お持ちの保険証に記載されている保険者(会社の健康保険組合や自治体の国民健康保険組合など)に申請してください。マイナンバーカードを健康保険証として利用できる医療機関では、「限度額適用認定証」がなくても、限度額を超える支払いが免除されます。

通常の高額療養費制度では、申請から3~4カ月後に払い戻しされますが、「限度額適用認定証」を病院の窓口に出せば、医療費の支払い金額が自己負担限度額までになります。

介護費と医療費の“ダブル負担”は軽減できる

介護サービスを利用する高齢の親が入院した場合など、介護費と医療費が重なり、それが長期になると大きな負担となるケースがあります。
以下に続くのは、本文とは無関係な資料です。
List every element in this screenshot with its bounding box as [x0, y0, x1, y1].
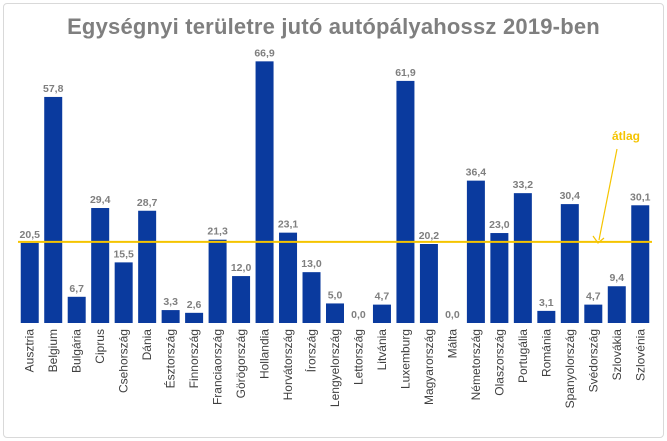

現在、医療保険と介護保険にはそれぞれ負担を軽減するための高額療養費制度や高額介護(予防)サービス費制度があります。しかし、医療と介護の両方を必要とする世帯においては、これらの制度を利用してもなお負担が大きい場合があります。

そこで、高額医療・高額介護合算療養費制度が役立ちます。

この制度では、1年間の医療費と介護費の自己負担分を合算し、設定された限度額を超えた分が払い戻されます。これにより、医療費と介護費用の負担がさらに軽減されます。わかりやすいので、福島県いわき市を例に考えてみます。

70歳以上(一般世帯)の場合の計算例
夫(73歳)世帯主:夫の自己負担額:医療費40万円、介護費5万円
妻(72歳):妻の自己負担額:医療費20万円、介護費30万円
世帯の負担額:医療費60万円、介護費35万円

医療費と介護サービス費を合算するので、
世帯の負担合計額は60万円+35万円=95万円

限度額は56万円なので、
95万円-56万円=39万円

が医療保険と介護保険から比率に応じて支給されます。

2年以内ならさかのぼって請求できるため、過去の医療費、介護費についてもチェックしておきましょう。